The first thing is to download the IntelliJ IDEA integration tool. This Google/Baidu can be easily obtained.
Next, configure the Tomcat server. Take the Mac computer as an example, refer to: Installation and Configuration of the tomcat server on Mac.
Then open IntelliJ IDEA, select the Java Enterprise project type on the right, select the newly installed Tomcat server, and check the Web Application option.
New project
Click next and enter the custom project name demo:
project
Then we can see the full picture of the new project:
project
At this point, a framework for web application engineering has been completed. However, in order to successfully deploy to the Tomcat server, we also need to add the object Servlet that handles the service. Click the src folder and add Servlet:
servlet
You can see the default generated doGet and doPost methods in the Servlet class:
protected void doPost(HttpServletRequest request, HttpServletResponse response) throws ServletException, IOException { response.setCharacterEncoding("utf-8"); response.setContentType("text/html"); response.getWriter().print("post request received"); String username = request.getParameter("username"); String pwd = request.getParameter("password"); if("admin".equals(username) && "abc123".equals(pwd)) { response.sendRedirect("/2.html"); } } protected void doGet(HttpServletRequest request, HttpServletResponse response) throws ServletException, IOException { response.setCharacterEncoding("utf-8");//Set response.setContentType("text/html"); String username = request.getParameter("username"); String pwd = request.getParameter("password"); if("admin".equals(username) && "abc123".equals(pwd)) { response.sendRedirect("/2.html"); } }To use the newly created Servlet class, you also need to configure it in web.xml:
<web-app ...> <servlet> <servlet-name>Servlet</servlet-name> <servlet-class>demo.Servlet</servlet-class> </servlet> <servlet-mapping> <servlet-name>Servlet</servlet-name> <url-pattern>/demo</url-pattern> </servlet-mapping></web-app>
The servlet-mapping tag sets the path to external access.
Then add the front-end page file in the web directory, such as naming 1.html as the starting page and 2.html as the jump result page.
page
Edit the page layout in 1.html, set the head label, and add form form in the body label.
<!DOCTYPE html><html lang="en"><head> <meta http-equiv="content-type" content="text/html; charset=UTF-8" > <title>MyFirst</title> <script type="text/javascript"> </script></head><body><h1>Login page (get)</h1><form action="/demo" method="get"> <table> <tr> <td> Username: </td> <td> <input type="text" name="username"> </td> </tr> <tr> <td> Password: </td> <td> <input type="text" name="password" type="hidden"> </td> </tr> <tr> <td colspan="2" style="align-items: center"> <input type="submit" value="Login"> </td> </tr> </table></form><h1>Login page (post)</h1><form action="/demo" method="post"> <table> <tr> <td> Username: </td> <td> <input type="text" name="username"> </td> </tr> <tr> <td> Password: </td> <td> <input type="text" name="password" type="hidden"> </td> </tr> <tr> <td colspan="2"> <input type="submit" value="Login"> </td> </tr> </table></form></body></html>
2.html to edit the page:
<!DOCTYPE html><html lang="en"><head> <meta charset="UTF-8"> <title>Title</title></head><body> <h1 style="color: red"> Login successfully! ! ! </h1></body></html>
Finally, click Debug to run and deploy it to your Tomcat server:
Debug
Finally, enter the URL in the browser: http://localhost:8080/1.html to access the website we deployed.
website
Open Chrome's developer tools and you can see the details of sending requests:
Send a request
Completed!
The process is very simple.

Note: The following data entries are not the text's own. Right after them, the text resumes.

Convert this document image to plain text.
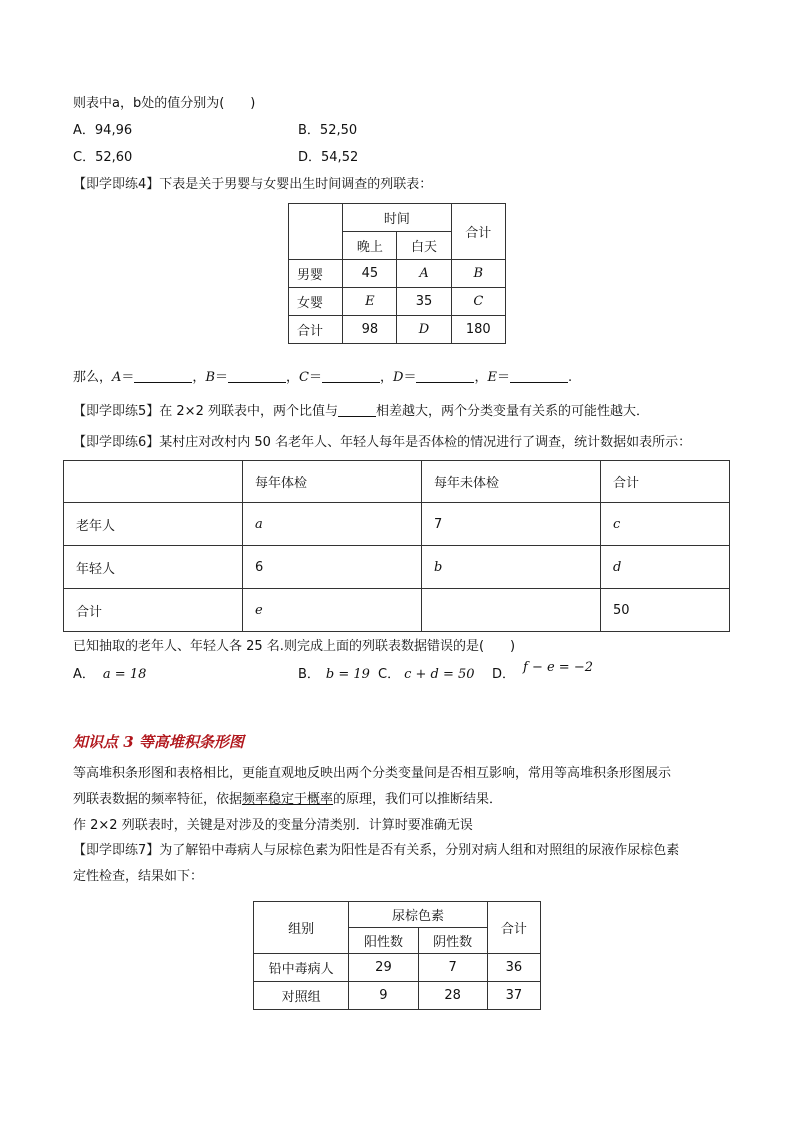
则表中a，b处的值分别为(　　)
A．94,96	B．52,50
C．52,60	D．54,52
【即学即练4】下表是关于男婴与女婴出生时间调查的列联表：
	时间		合计
	晚上	白天	
男婴	45	A	B
女婴	E	35	C
合计	98	D	180
那么，A＝	，B＝	，C＝	，D＝	，E＝	.
【即学即练5】在 2×2 列联表中，两个比值与	相差越大，两个分类变量有关系的可能性越大．
【即学即练6】某村庄对改村内 50 名老年人、年轻人每年是否体检的情况进行了调查，统计数据如表所示：
	每年体检	每年未体检	合计
老年人	a	7	c
年轻人	6	b	d
合计	e		50
已知抽取的老年人、年轻人各 25 名.则完成上面的列联表数据错误的是(　　)
A． a = 18	B． b = 19 C． c + d = 50 D． f − e = −2
知识点 3 等高堆积条形图
等高堆积条形图和表格相比，更能直观地反映出两个分类变量间是否相互影响，常用等高堆积条形图展示
列联表数据的频率特征，依据频率稳定于概率的原理，我们可以推断结果．
作 2×2 列联表时，关键是对涉及的变量分清类别．计算时要准确无误
【即学即练7】为了解铅中毒病人与尿棕色素为阳性是否有关系，分别对病人组和对照组的尿液作尿棕色素
定性检查，结果如下：
组别	尿棕色素		合计
	阳性数	阴性数	
铅中毒病人	29	7	36
对照组	9	28	37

You can use IDEA to learn basic knowledge of back-end development in the future. For example, you can obtain submitted files on the back-end, jump to successful requests, inform the client when the request fails, etc., and you can simulate it. More knowledge points are waiting for you to discover.
The above is all the content of this article. I hope it will be helpful to everyone's learning and I hope everyone will support Wulin.com more.